Question now is, who am I?
Bother, I hate that hard questions, don't you? I depise friendster and other these "social websites" mainly because I have to fill out the "tell others about yourself" blank. Embarrasing though to admit, I often find myself spending near eternities simply to tell friends about myself.
I still struggle with those questions. Why? Because I am not what I want to be. I want to be someone great. One of those guys who are popular everywhere;the type so many girls have a crush on. Smooth, charming and talented at the things he does. I want to be someone else. I want to be someone like that. Problem is. I'm not.
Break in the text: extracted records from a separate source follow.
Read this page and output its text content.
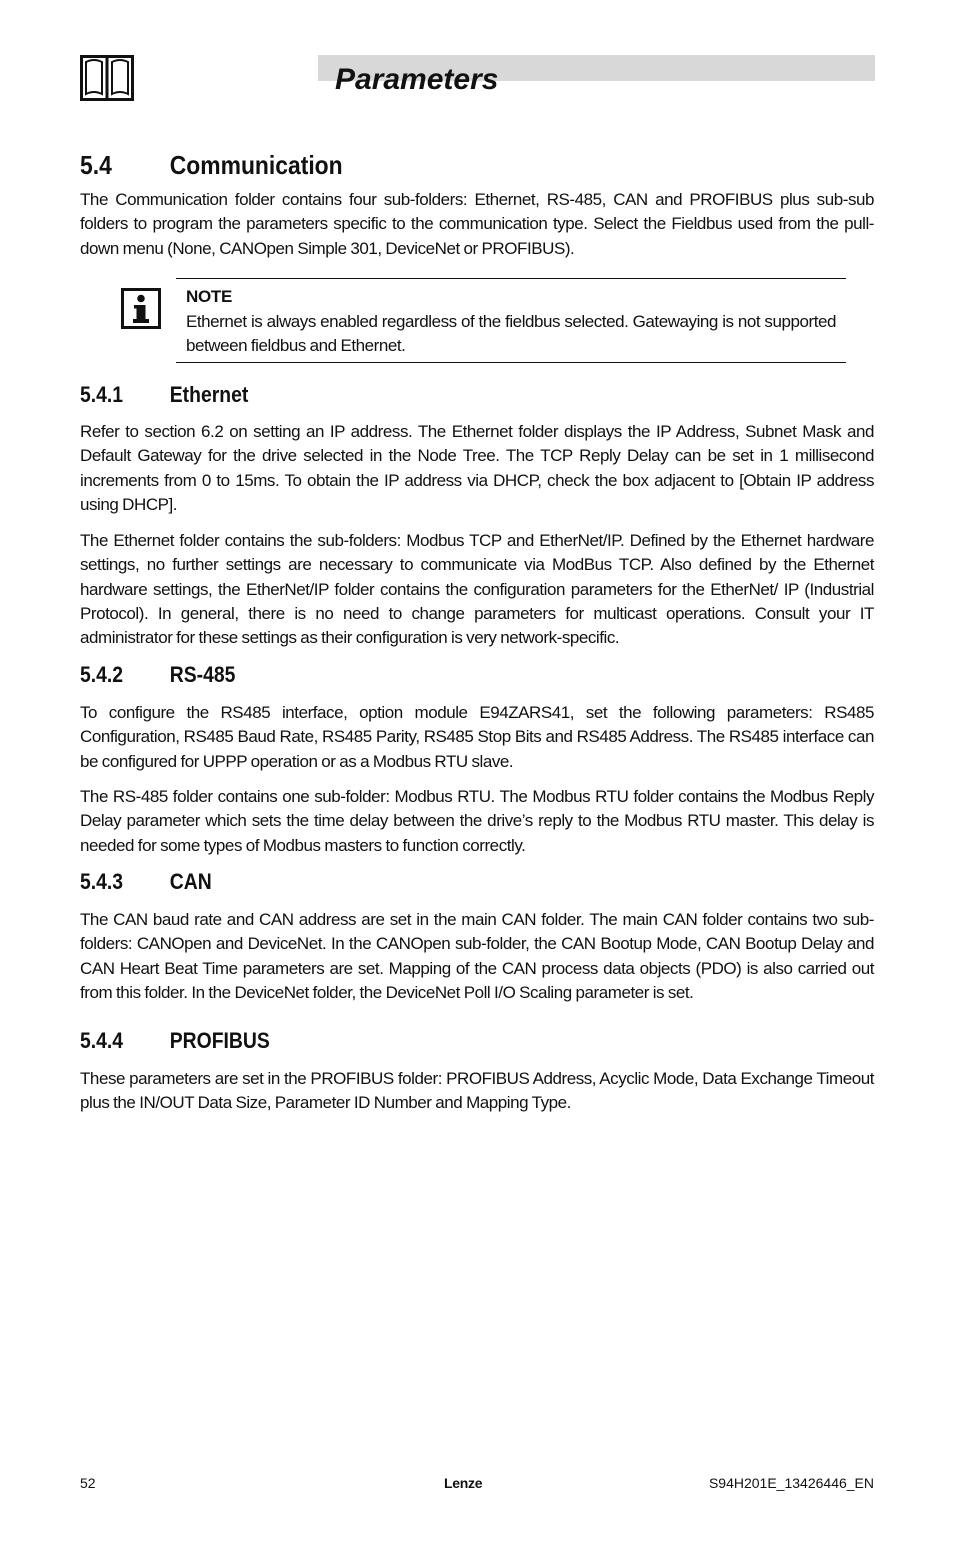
Parameters
5.4 Communication
The Communication folder contains four sub-folders: Ethernet, RS-485, CAN and PROFIBUS plus sub-sub folders to program the parameters specific to the communication type. Select the Fieldbus used from the pull-down menu (None, CANOpen Simple 301, DeviceNet or PROFIBUS).
NOTE
Ethernet is always enabled regardless of the fieldbus selected. Gatewaying is not supported between fieldbus and Ethernet.
5.4.1 Ethernet
Refer to section 6.2 on setting an IP address. The Ethernet folder displays the IP Address, Subnet Mask and Default Gateway for the drive selected in the Node Tree. The TCP Reply Delay can be set in 1 millisecond increments from 0 to 15ms. To obtain the IP address via DHCP, check the box adjacent to [Obtain IP address using DHCP].
The Ethernet folder contains the sub-folders: Modbus TCP and EtherNet/IP. Defined by the Ethernet hardware settings, no further settings are necessary to communicate via ModBus TCP. Also defined by the Ethernet hardware settings, the EtherNet/IP folder contains the configuration parameters for the EtherNet/ IP (Industrial Protocol). In general, there is no need to change parameters for multicast operations. Consult your IT administrator for these settings as their configuration is very network-specific.
5.4.2 RS-485
To configure the RS485 interface, option module E94ZARS41, set the following parameters: RS485 Configuration, RS485 Baud Rate, RS485 Parity, RS485 Stop Bits and RS485 Address. The RS485 interface can be configured for UPPP operation or as a Modbus RTU slave.
The RS-485 folder contains one sub-folder: Modbus RTU. The Modbus RTU folder contains the Modbus Reply Delay parameter which sets the time delay between the drive’s reply to the Modbus RTU master. This delay is needed for some types of Modbus masters to function correctly.
5.4.3 CAN
The CAN baud rate and CAN address are set in the main CAN folder. The main CAN folder contains two sub-folders: CANOpen and DeviceNet. In the CANOpen sub-folder, the CAN Bootup Mode, CAN Bootup Delay and CAN Heart Beat Time parameters are set. Mapping of the CAN process data objects (PDO) is also carried out from this folder. In the DeviceNet folder, the DeviceNet Poll I/O Scaling parameter is set.
5.4.4 PROFIBUS
These parameters are set in the PROFIBUS folder: PROFIBUS Address, Acyclic Mode, Data Exchange Timeout plus the IN/OUT Data Size, Parameter ID Number and Mapping Type.
52	Lenze	S94H201E_13426446_EN
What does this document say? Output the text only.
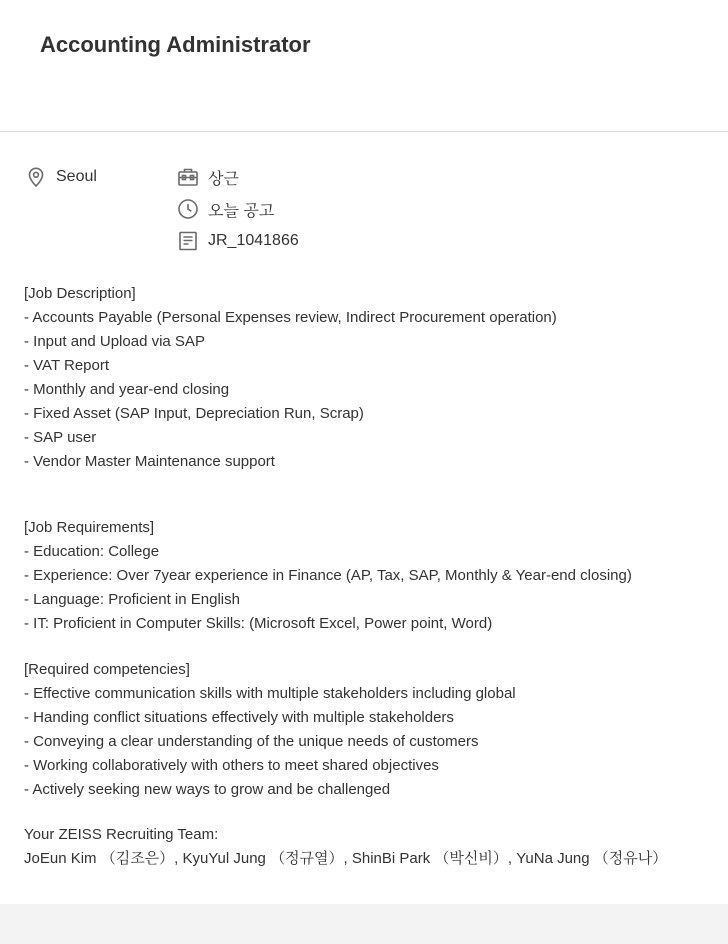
Accounting Administrator
Seoul	상근
오늘 공고
JR_1041866
[Job Description]
- Accounts Payable (Personal Expenses review, Indirect Procurement operation)
- Input and Upload via SAP
- VAT Report
- Monthly and year-end closing
- Fixed Asset (SAP Input, Depreciation Run, Scrap)
- SAP user
- Vendor Master Maintenance support
[Job Requirements]
- Education: College
- Experience: Over 7year experience in Finance (AP, Tax, SAP, Monthly & Year-end closing)
- Language: Proficient in English
- IT: Proficient in Computer Skills: (Microsoft Excel, Power point, Word)
[Required competencies]
- Effective communication skills with multiple stakeholders including global
- Handing conflict situations effectively with multiple stakeholders
- Conveying a clear understanding of the unique needs of customers
- Working collaboratively with others to meet shared objectives
- Actively seeking new ways to grow and be challenged
Your ZEISS Recruiting Team:
JoEun Kim （김조은）, KyuYul Jung （정규열）, ShinBi Park （박신비）, YuNa Jung （정유나）
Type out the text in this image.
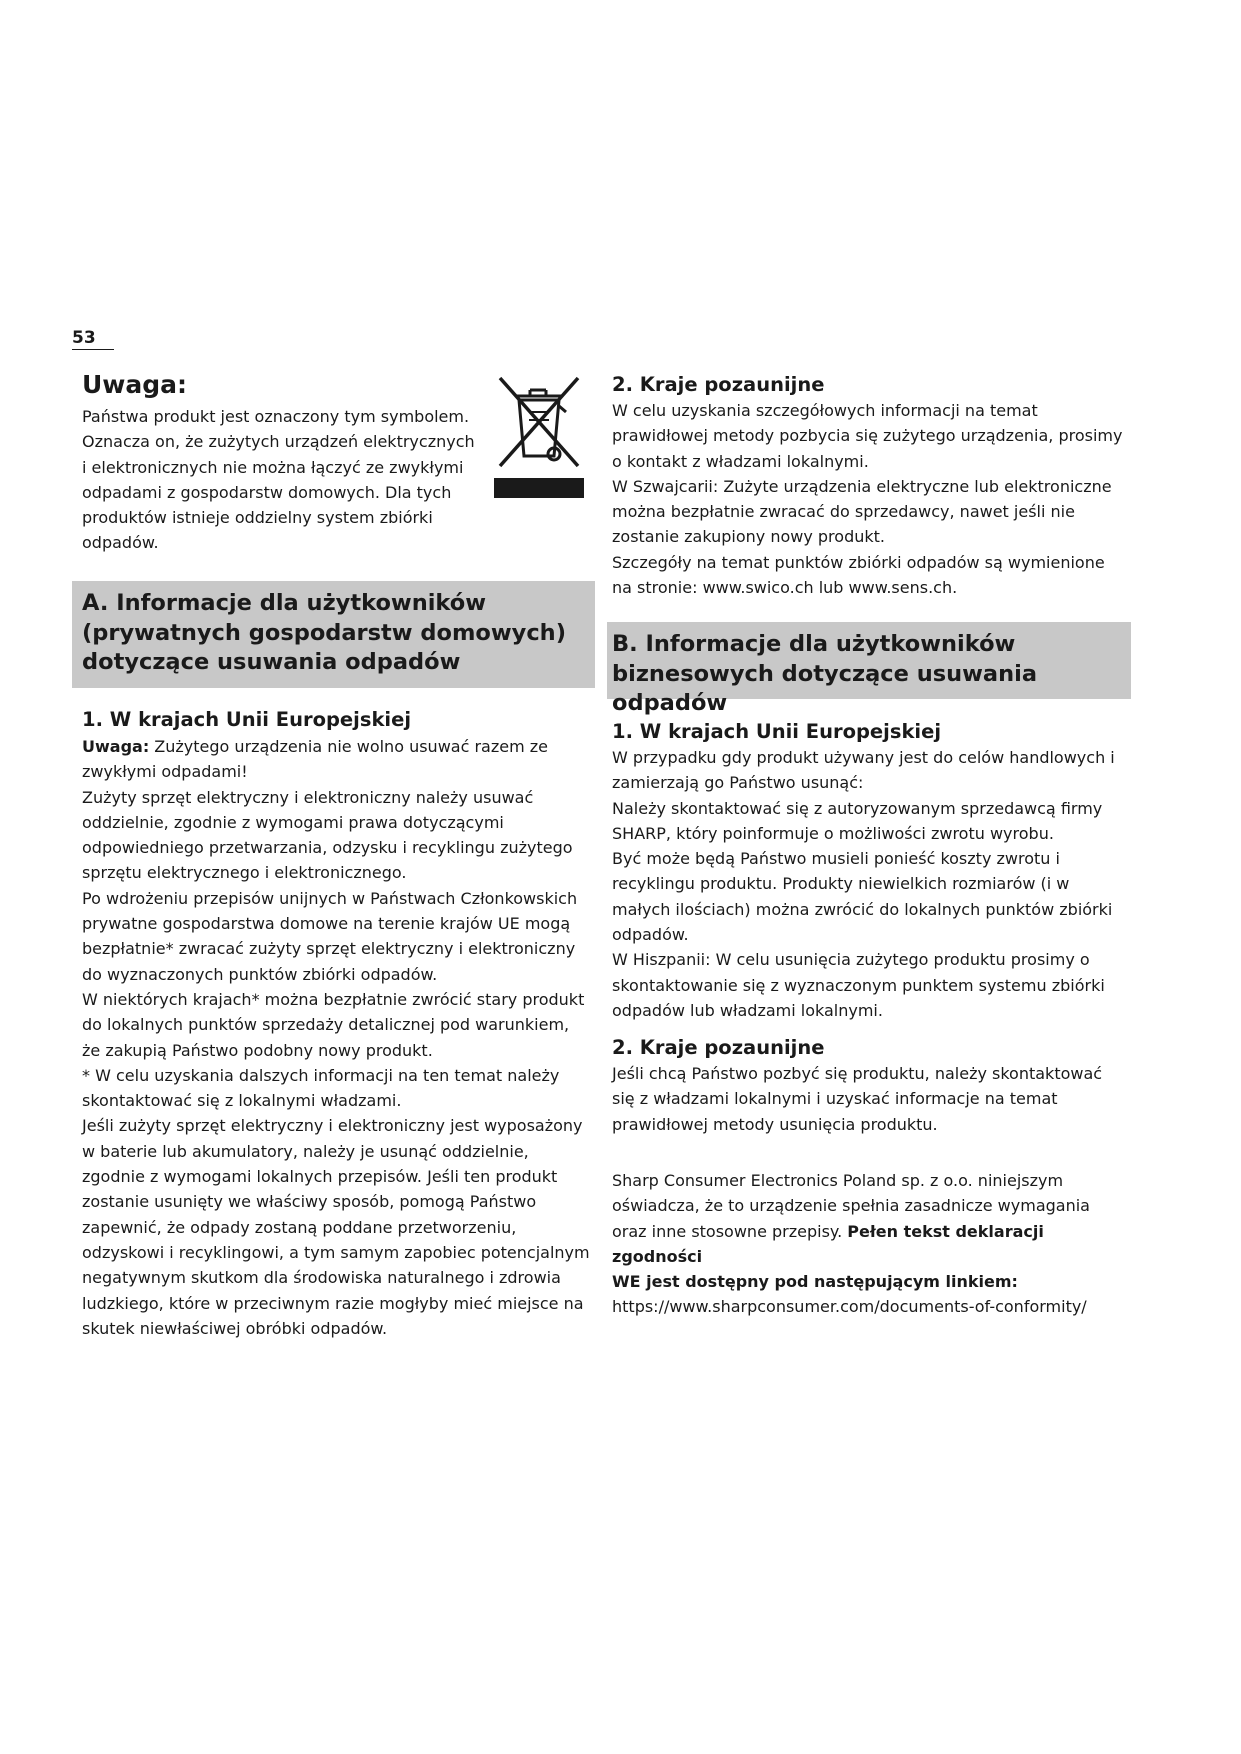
53
Uwaga:

Państwa produkt jest oznaczony tym symbolem.

Oznacza on, że zużytych urządzeń elektrycznych

i elektronicznych nie można łączyć ze zwykłymi

odpadami z gospodarstw domowych. Dla tych

produktów istnieje oddzielny system zbiórki

odpadów.

A. Informacje dla użytkowników
(prywatnych gospodarstw domowych)
dotyczące usuwania odpadów
1. W krajach Unii Europejskiej

Uwaga: Zużytego urządzenia nie wolno usuwać razem ze

zwykłymi odpadami!

Zużyty sprzęt elektryczny i elektroniczny należy usuwać

oddzielnie, zgodnie z wymogami prawa dotyczącymi

odpowiedniego przetwarzania, odzysku i recyklingu zużytego

sprzętu elektrycznego i elektronicznego.

Po wdrożeniu przepisów unijnych w Państwach Członkowskich

prywatne gospodarstwa domowe na terenie krajów UE mogą

bezpłatnie* zwracać zużyty sprzęt elektryczny i elektroniczny

do wyznaczonych punktów zbiórki odpadów.

W niektórych krajach* można bezpłatnie zwrócić stary produkt

do lokalnych punktów sprzedaży detalicznej pod warunkiem,

że zakupią Państwo podobny nowy produkt.

* W celu uzyskania dalszych informacji na ten temat należy

skontaktować się z lokalnymi władzami.

Jeśli zużyty sprzęt elektryczny i elektroniczny jest wyposażony

w baterie lub akumulatory, należy je usunąć oddzielnie,

zgodnie z wymogami lokalnych przepisów. Jeśli ten produkt

zostanie usunięty we właściwy sposób, pomogą Państwo

zapewnić, że odpady zostaną poddane przetworzeniu,

odzyskowi i recyklingowi, a tym samym zapobiec potencjalnym

negatywnym skutkom dla środowiska naturalnego i zdrowia

ludzkiego, które w przeciwnym razie mogłyby mieć miejsce na

skutek niewłaściwej obróbki odpadów.

2. Kraje pozaunijne

W celu uzyskania szczegółowych informacji na temat

prawidłowej metody pozbycia się zużytego urządzenia, prosimy

o kontakt z władzami lokalnymi.

W Szwajcarii: Zużyte urządzenia elektryczne lub elektroniczne

można bezpłatnie zwracać do sprzedawcy, nawet jeśli nie

zostanie zakupiony nowy produkt.

Szczegóły na temat punktów zbiórki odpadów są wymienione

na stronie: www.swico.ch lub www.sens.ch.

B. Informacje dla użytkowników
biznesowych dotyczące usuwania odpadów
1. W krajach Unii Europejskiej

W przypadku gdy produkt używany jest do celów handlowych i

zamierzają go Państwo usunąć:

Należy skontaktować się z autoryzowanym sprzedawcą firmy

SHARP, który poinformuje o możliwości zwrotu wyrobu.

Być może będą Państwo musieli ponieść koszty zwrotu i

recyklingu produktu. Produkty niewielkich rozmiarów (i w

małych ilościach) można zwrócić do lokalnych punktów zbiórki

odpadów.

W Hiszpanii: W celu usunięcia zużytego produktu prosimy o

skontaktowanie się z wyznaczonym punktem systemu zbiórki

odpadów lub władzami lokalnymi.

2. Kraje pozaunijne

Jeśli chcą Państwo pozbyć się produktu, należy skontaktować

się z władzami lokalnymi i uzyskać informacje na temat

prawidłowej metody usunięcia produktu.

Sharp Consumer Electronics Poland sp. z o.o. niniejszym

oświadcza, że to urządzenie spełnia zasadnicze wymagania

oraz inne stosowne przepisy. Pełen tekst deklaracji zgodności

WE jest dostępny pod następującym linkiem:

https://www.sharpconsumer.com/documents-of-conformity/
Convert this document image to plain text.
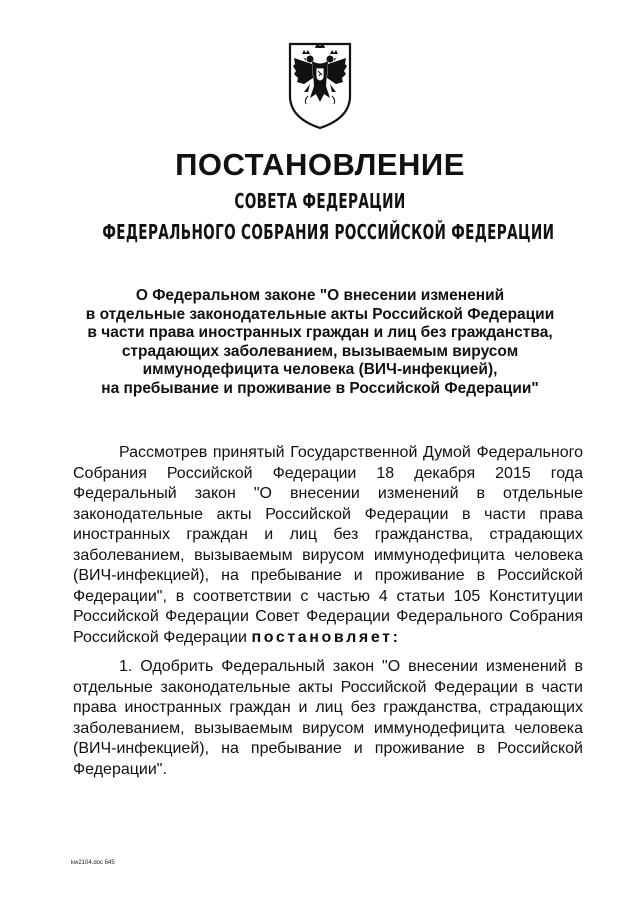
ПОСТАНОВЛЕНИЕ
СОВЕТА ФЕДЕРАЦИИ
ФЕДЕРАЛЬНОГО СОБРАНИЯ РОССИЙСКОЙ ФЕДЕРАЦИИ
О Федеральном законе "О внесении изменений
в отдельные законодательные акты Российской Федерации
в части права иностранных граждан и лиц без гражданства,
страдающих заболеванием, вызываемым вирусом
иммунодефицита человека (ВИЧ-инфекцией),
на пребывание и проживание в Российской Федерации"
Рассмотрев принятый Государственной Думой Федерального
Собрания Российской Федерации 18 декабря 2015 года
Федеральный закон "О внесении изменений в отдельные
законодательные акты Российской Федерации в части права
иностранных граждан и лиц без гражданства, страдающих
заболеванием, вызываемым вирусом иммунодефицита человека
(ВИЧ-инфекцией), на пребывание и проживание в Российской
Федерации", в соответствии с частью 4 статьи 105 Конституции
Российской Федерации Совет Федерации Федерального Собрания
Российской Федерации постановляет:
1. Одобрить Федеральный закон "О внесении изменений в
отдельные законодательные акты Российской Федерации в части
права иностранных граждан и лиц без гражданства, страдающих
заболеванием, вызываемым вирусом иммунодефицита человека
(ВИЧ-инфекцией), на пребывание и проживание в Российской
Федерации".
kw2104.doc 645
I'm Joseph. Still trying to figure out what he's good at and what he enjoys. Loves making people smile and hates math with a passion. A close friend to only a few and a person who likes to listen to people talk about themselves. A person who does stuff knowing he can't do them whithout God's help. A person who loves God.
Might I add, has a penchant for being annoyingly loud.
Thats me for the most part. In truth I'm not really who I want to be. But why? Why on earth am I so afraid of what people think of me. Why do i want to be respected and popular? For what reason? So I can feel great about myself being better that someone? Pretty much.
I guess I'm wrong. I figured I was wrong while writting this. Who I am is who I am. Which is what God made me to be. He knows exactly who I am and exactly what I can be. All I have to do is ask Him and let him shape me.